Holm provided Motherboard with a list of seven different websites and social media accounts that included the photoshopped image of him. One of the websites was called officialmikesouth.com, which appears to be an attempt to impersonate Mike South, a well-known porn industry blogger. (His website’s actual url is mikesouth.com.) One of the posts on that website included photos of Holm’s family members and threats to harass his wife and home community. (South did not respond to a request for comment.)

One of the sites links to a PornWikileaks URL for Holm. Before production company BangBros bought and destroyed it, PornWikiLeaks was a major source of doxing and harassment against porn performers, including many Girls Do Porn victims.

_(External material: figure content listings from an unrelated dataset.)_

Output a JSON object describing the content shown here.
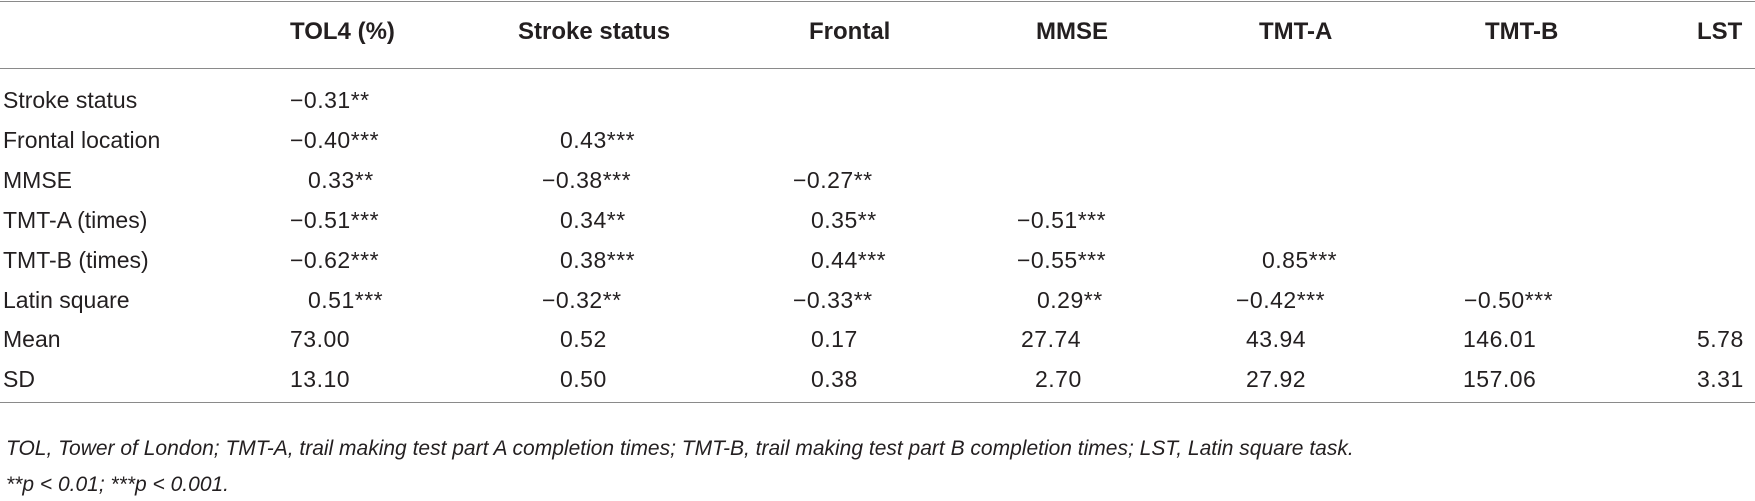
{
  "columns": [
    "",
    "TOL4 (%)",
    "Stroke status",
    "Frontal",
    "MMSE",
    "TMT-A",
    "TMT-B",
    "LST"
  ],
  "rows": [
    {
      "label": "Stroke status",
      "cells": [
        "−0.31**",
        "",
        "",
        "",
        "",
        "",
        ""
      ]
    },
    {
      "label": "Frontal location",
      "cells": [
        "−0.40***",
        "0.43***",
        "",
        "",
        "",
        "",
        ""
      ]
    },
    {
      "label": "MMSE",
      "cells": [
        "0.33**",
        "−0.38***",
        "−0.27**",
        "",
        "",
        "",
        ""
      ]
    },
    {
      "label": "TMT-A (times)",
      "cells": [
        "−0.51***",
        "0.34**",
        "0.35**",
        "−0.51***",
        "",
        "",
        ""
      ]
    },
    {
      "label": "TMT-B (times)",
      "cells": [
        "−0.62***",
        "0.38***",
        "0.44***",
        "−0.55***",
        "0.85***",
        "",
        ""
      ]
    },
    {
      "label": "Latin square",
      "cells": [
        "0.51***",
        "−0.32**",
        "−0.33**",
        "0.29**",
        "−0.42***",
        "−0.50***",
        ""
      ]
    },
    {
      "label": "Mean",
      "cells": [
        "73.00",
        "0.52",
        "0.17",
        "27.74",
        "43.94",
        "146.01",
        "5.78"
      ]
    },
    {
      "label": "SD",
      "cells": [
        "13.10",
        "0.50",
        "0.38",
        "2.70",
        "27.92",
        "157.06",
        "3.31"
      ]
    }
  ],
  "footnotes": {
    "abbreviations": "TOL, Tower of London; TMT-A, trail making test part A completion times; TMT-B, trail making test part B completion times; LST, Latin square task.",
    "significance": "**p < 0.01; ***p < 0.001."
  }
}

Holm says that, besides the online intimidation, he was harassed and stalked—including someone slashing his and his wife’s car tires—to the point of filing a restraining order against Pratt and Garcia in 2017.

Motherboard was not able to independently tie the websites or social media accounts to Pratt, but McDonald testified that he and Gibson made the photoshopped images. She added that Gibson paid her $300 a week to harass Holm with phone calls.

Throughout more than four months of their civil trial in San Diego, the women suing adult production company Girls Do Porn for coercion and fraud have endured even more harassment and emotional abuse on the stand. During cross-examinations, the defendants’ attorneys have implied that the women enjoyed being forced into hurriedly signing contracts and having sex on camera, confronted with their abuser, and have had their trauma replayed in testimonies and on video in front of the court. The company continued to upload new films to the Girls Do Porn website as the trial got underway.

The Girls Do Porn trial is expected to continue into mid-November.